In today’s blog entry on David Maister’s site, he discusses the issue of consultants as “hired guns”. Is there any way for a large firm to maintain ethical standards, as a firm and as a group of individuals? Whose ethical standards should they uphold? Are individuals who would otherwise be ethical or at least true to their own values, compromised once they work for a larger firm?
I believe that a very good explanations for this phenomenon (larger firms becoming immoral or amoral) is taught in the seminar, “Leading Professional Services Firms, ” in Harvard Business School’s Executive Education program.
Here, the professors espouse three main priniciples for professional services firms:
1)Partnership structure is ideal.
2)Small is beautiful.
3)Organic growth is superior to growth by acquisition.
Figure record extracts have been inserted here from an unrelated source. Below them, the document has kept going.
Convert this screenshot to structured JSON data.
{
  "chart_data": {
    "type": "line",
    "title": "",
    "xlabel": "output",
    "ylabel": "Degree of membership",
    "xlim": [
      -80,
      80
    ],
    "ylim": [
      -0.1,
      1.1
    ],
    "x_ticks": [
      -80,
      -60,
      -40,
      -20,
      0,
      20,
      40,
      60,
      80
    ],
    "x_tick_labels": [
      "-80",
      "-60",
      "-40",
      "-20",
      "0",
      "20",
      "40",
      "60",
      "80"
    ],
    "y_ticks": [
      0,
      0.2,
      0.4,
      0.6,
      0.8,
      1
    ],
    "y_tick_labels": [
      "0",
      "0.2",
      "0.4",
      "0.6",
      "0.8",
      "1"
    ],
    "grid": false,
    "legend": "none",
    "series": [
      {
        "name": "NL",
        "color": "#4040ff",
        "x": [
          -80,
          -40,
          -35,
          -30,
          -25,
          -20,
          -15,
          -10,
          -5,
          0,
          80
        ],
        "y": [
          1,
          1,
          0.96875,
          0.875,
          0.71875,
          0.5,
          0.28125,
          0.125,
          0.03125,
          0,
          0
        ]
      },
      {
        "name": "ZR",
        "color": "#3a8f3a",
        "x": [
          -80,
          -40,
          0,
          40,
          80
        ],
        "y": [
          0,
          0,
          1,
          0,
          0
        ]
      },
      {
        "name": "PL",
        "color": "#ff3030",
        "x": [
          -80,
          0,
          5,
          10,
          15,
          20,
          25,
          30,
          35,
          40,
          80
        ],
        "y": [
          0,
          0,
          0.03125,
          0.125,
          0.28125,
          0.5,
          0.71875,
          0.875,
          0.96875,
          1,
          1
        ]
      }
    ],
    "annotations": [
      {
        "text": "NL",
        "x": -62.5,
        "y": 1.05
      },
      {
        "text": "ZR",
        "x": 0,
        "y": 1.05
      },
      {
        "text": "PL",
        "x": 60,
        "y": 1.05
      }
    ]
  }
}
When a professional services firm strays from these principles, they run the risk of sacrificing the values, culture, code of ethics and requirement to put the client’s interests above theirs that is inherent in being a “professional.” A corporate structure, for example, causes the firm to focus on financial results and meeting shareholder expectations rather than meeting partner expectations within the constraints of the values, expertise and professional code of ethics that the firm agreed on when it came together.
Growing too large or acquiring firms that may be very different in values or culture, even within the partnership model, can also stretch the limits of aligned behavior.
There is an interesting corollary to the “Poor me, I’m a firm that has to prostitute myself in order to make money,” ethical challenge. When a firm strays from the professional services firm principles above, temptations to take advantage of clients and conflict of interest issues can also develop. Unethical activities like the recent T&E overbilling/non-disclosure scandals in the Big 4 are a case in point.